Gapingvoid recently published a piece entitled, “Do more, think less.” It touches on one of the premises of Creative Doing, which is that new insights emerge from doing, not merely thinking.

The phrase was drawn from a phrase I mentioned in an episode of Infinite Loops I did with Jim O’Shaughnessy. Jim introduced the phrase, “Think less, do more,” and said:

When I was a younger person, I was not that person. I was [more like], “Keep thinking about it, keep thinking about it, keep thinking.” I just got all caught up in my head. I’ve always been a writer, luckily. I’ve kept journals since I was 18. As I was getting ready and going through your stuff… This line just brought me back, like that’s qualia, the idea that until we can understand what that taste or that smell brings back, and it just evoked a period in my life, where I changed.

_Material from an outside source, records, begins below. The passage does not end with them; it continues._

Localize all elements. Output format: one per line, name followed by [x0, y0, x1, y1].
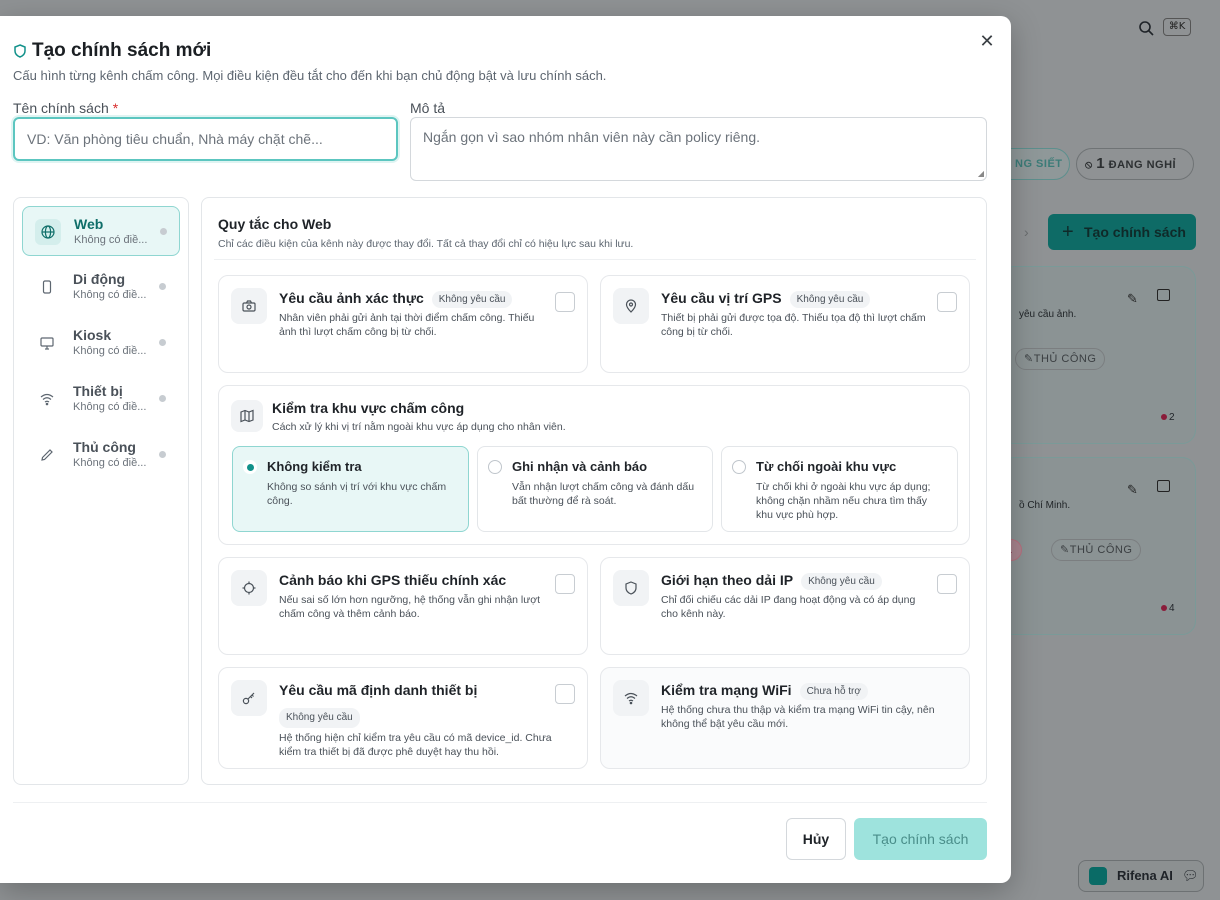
- ai-assistant-button[interactable]: Rifena AI 💬︎: [1078, 860, 1204, 892]
- shortcut-hint: ⌘K: [1163, 18, 1191, 36]
- rules-title: Quy tắc cho Web: [218, 216, 332, 232]
- channel-tag: ✎THỦ CÔNG: [1015, 348, 1106, 370]
- status-dot: [159, 451, 166, 458]
- close-icon[interactable]: ✕: [978, 32, 996, 50]
- status-badge: Không yêu cầu: [279, 708, 360, 728]
- gps-accuracy-checkbox[interactable]: [555, 574, 575, 594]
- policy-name-label: Tên chính sách *: [13, 100, 119, 116]
- description-label: Mô tả: [410, 100, 446, 116]
- radio-icon[interactable]: [732, 460, 746, 474]
- crosshair-icon: [231, 570, 267, 606]
- channel-item-mobile[interactable]: Di động Không có điề...: [22, 262, 180, 312]
- radio-icon[interactable]: [488, 460, 502, 474]
- bg-create-policy-button[interactable]: + Tạo chính sách: [1048, 214, 1196, 250]
- modal-subtitle: Cấu hình từng kênh chấm công. Mọi điều k…: [13, 68, 607, 83]
- channel-item-manual[interactable]: Thủ công Không có điề...: [22, 430, 180, 480]
- channel-item-web[interactable]: Web Không có điề...: [22, 206, 180, 256]
- resize-handle-icon[interactable]: ◢: [978, 169, 984, 178]
- status-dot: [159, 283, 166, 290]
- search-icon: [1139, 21, 1154, 36]
- zone-check-section: Kiểm tra khu vực chấm công Cách xử lý kh…: [218, 385, 970, 545]
- status-badge: Chưa hỗ trợ: [799, 683, 868, 700]
- monitor-icon: [34, 330, 60, 356]
- paused-icon: ⦸: [1085, 159, 1097, 171]
- shield-icon: [14, 44, 26, 58]
- description-textarea[interactable]: Ngắn gọn vì sao nhóm nhân viên này cần p…: [410, 117, 987, 181]
- map-icon: [231, 400, 263, 432]
- status-dot: [159, 339, 166, 346]
- create-policy-button[interactable]: Tạo chính sách: [854, 818, 987, 860]
- rules-panel: Quy tắc cho Web Chỉ các điều kiện của kê…: [201, 197, 987, 785]
- footer-divider: [13, 802, 987, 803]
- zone-option-none[interactable]: Không kiểm tra Không so sánh vị trí với …: [232, 446, 469, 532]
- warning-count: 4: [1161, 603, 1175, 614]
- create-policy-modal: Tạo chính sách mới Cấu hình từng kênh ch…: [0, 16, 1011, 883]
- wifi-icon: [34, 386, 60, 412]
- channel-sidebar: Web Không có điề... Di động Không có điề…: [13, 197, 189, 785]
- channel-tag: ✎THỦ CÔNG: [1051, 539, 1142, 561]
- rules-subtitle: Chỉ các điều kiện của kênh này được thay…: [218, 238, 634, 250]
- pencil-icon: [34, 442, 60, 468]
- cancel-button[interactable]: Hủy: [786, 818, 846, 860]
- status-dot: [160, 228, 167, 235]
- archive-icon[interactable]: [1157, 480, 1170, 492]
- rule-card-photo: Yêu cầu ảnh xác thực Không yêu cầu Nhân v…: [218, 275, 588, 373]
- photo-checkbox[interactable]: [555, 292, 575, 312]
- gps-checkbox[interactable]: [937, 292, 957, 312]
- channel-item-device[interactable]: Thiết bị Không có điề...: [22, 374, 180, 424]
- status-dot: [159, 395, 166, 402]
- shield-icon: [613, 570, 649, 606]
- map-pin-icon: [613, 288, 649, 324]
- ip-checkbox[interactable]: [937, 574, 957, 594]
- status-badge: Không yêu cầu: [789, 291, 871, 308]
- smartphone-icon: [34, 274, 60, 300]
- rule-card-ip: Giới hạn theo dải IP Không yêu cầu Chỉ đố…: [600, 557, 970, 655]
- rule-card-gps: Yêu cầu vị trí GPS Không yêu cầu Thiết bị…: [600, 275, 970, 373]
- zone-option-warn[interactable]: Ghi nhận và cảnh báo Vẫn nhận lượt chấm …: [477, 446, 713, 532]
- warning-count: 2: [1161, 412, 1175, 423]
- rule-card-wifi: Kiểm tra mạng WiFi Chưa hỗ trợ Hệ thống c…: [600, 667, 970, 769]
- plus-icon: +: [1062, 221, 1074, 243]
- camera-icon: [231, 288, 267, 324]
- filter-pill-paused[interactable]: ⦸ 1 ĐANG NGHỈ: [1076, 148, 1194, 180]
- channel-item-kiosk[interactable]: Kiosk Không có điề...: [22, 318, 180, 368]
- wifi-icon: [613, 680, 649, 716]
- status-badge: Không yêu cầu: [431, 291, 513, 308]
- rule-card-device-id: Yêu cầu mã định danh thiết bị Không yêu …: [218, 667, 588, 769]
- rule-card-gps-accuracy: Cảnh báo khi GPS thiếu chính xác Nếu sai…: [218, 557, 588, 655]
- edit-icon[interactable]: ✎: [1127, 291, 1138, 307]
- policy-name-input[interactable]: VD: Văn phòng tiêu chuẩn, Nhà máy chặt c…: [13, 117, 398, 161]
- ai-logo-icon: [1089, 867, 1107, 885]
- edit-icon[interactable]: ✎: [1127, 482, 1138, 498]
- radio-icon[interactable]: [243, 460, 257, 474]
- key-icon: [231, 680, 267, 716]
- chat-icon: 💬︎: [1182, 868, 1199, 883]
- status-badge: Không yêu cầu: [801, 573, 882, 590]
- archive-icon[interactable]: [1157, 289, 1170, 301]
- zone-option-reject[interactable]: Từ chối ngoài khu vực Từ chối khi ở ngoà…: [721, 446, 958, 532]
- policy-card[interactable]: ✎ yêu cầu ảnh. ✎THỦ CÔNG 2: [1000, 266, 1196, 444]
- modal-title: Tạo chính sách mới: [14, 40, 211, 62]
- policy-card[interactable]: ✎ ồ Chí Minh. 1 ✎THỦ CÔNG 4: [997, 457, 1196, 635]
- globe-icon: [35, 219, 61, 245]
- divider: [214, 259, 976, 260]
- device-id-checkbox[interactable]: [555, 684, 575, 704]
- chevron-right-icon: ›: [1024, 224, 1029, 240]
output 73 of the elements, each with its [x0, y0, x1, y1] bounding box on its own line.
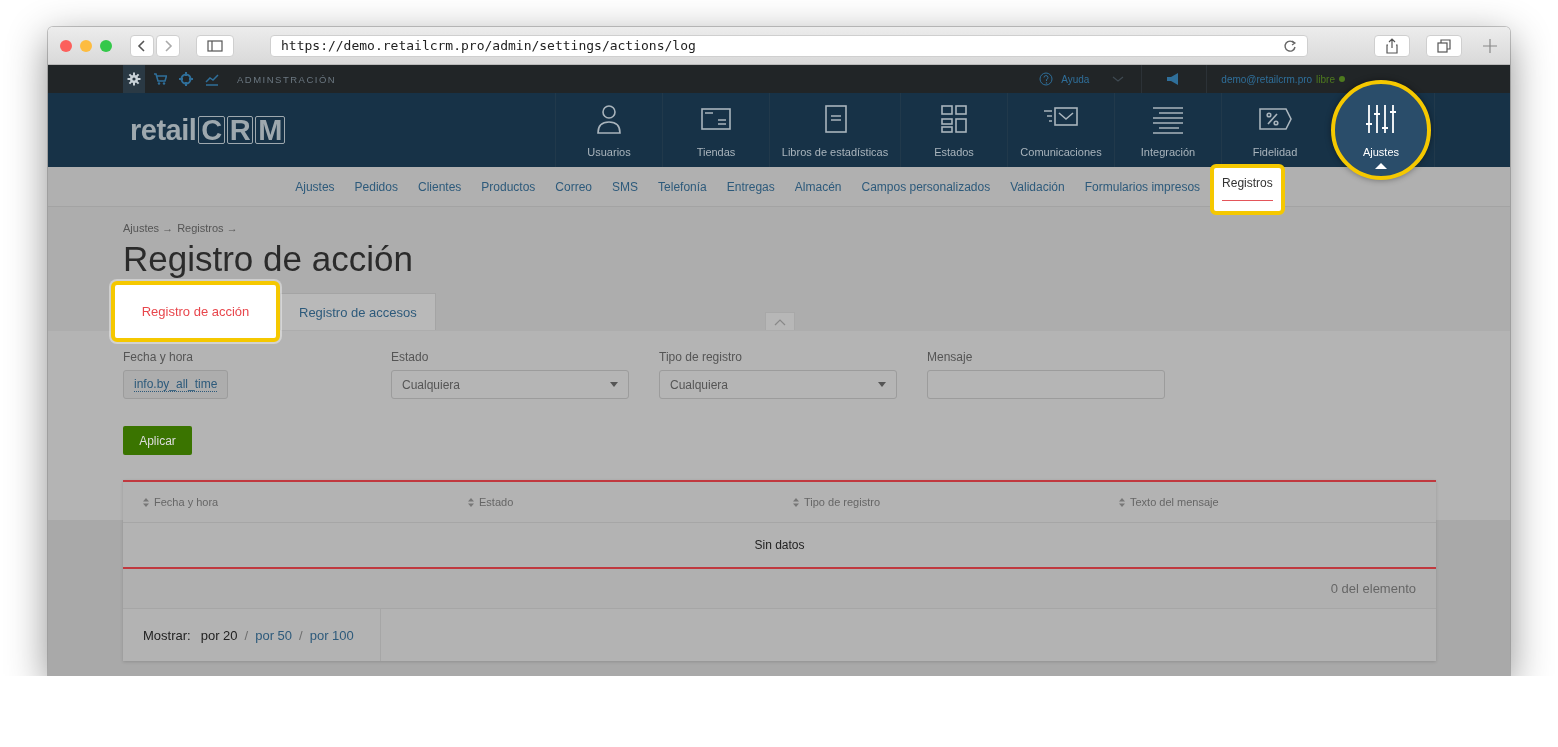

It was when I started my first company. I was procrastinating and procrastinating on what I called, “the case statement.” I was very academic wannabe, and it was horribly written. Anyway, I finally just was kind of like, “You know what? !@#$ it, I’m just gonna launch this company. Let’s see what happens. A lot of life is that way, isn’t it?

My response was:

I think that one of the paradoxes, or the most strange things to experience is, you only know how to do something after you’ve done it. If you keep waiting around, figuring out how you’re going to do it, you’re just gonna be waiting forever. 

Actually, to your point about, “Think less, do more…” I remember hearing my fiancée say it to me once and I was like, “Whoa, that was really powerful.” It resonated. 

It’s one of those truths that you just can’t hear often enough, because a lot of times we get stuck in our own heads, especially as the years go on. We start doing more important things. Each thing feels like there are higher stakes involved. We’re like, “Oh, I can’t afford to just wing it anymore…” 

In a way, everyone’s just winging it. We’re all just kind of rolling with it. Things are changing, increasingly fast. New constraints come up all the time. We need to learn how to tap into our spontaneity and our creativity in order to be able to adapt to these changes.

It was a pleasure to talk to Jim about it, and also to see Cierra and the team at Gapingvoid elaborate on the topic with some great references

I really appreciated Hugh MacLeod’s book, Ignore Everybody, as well—and it was great to see the beautiful imagery accompanying the post.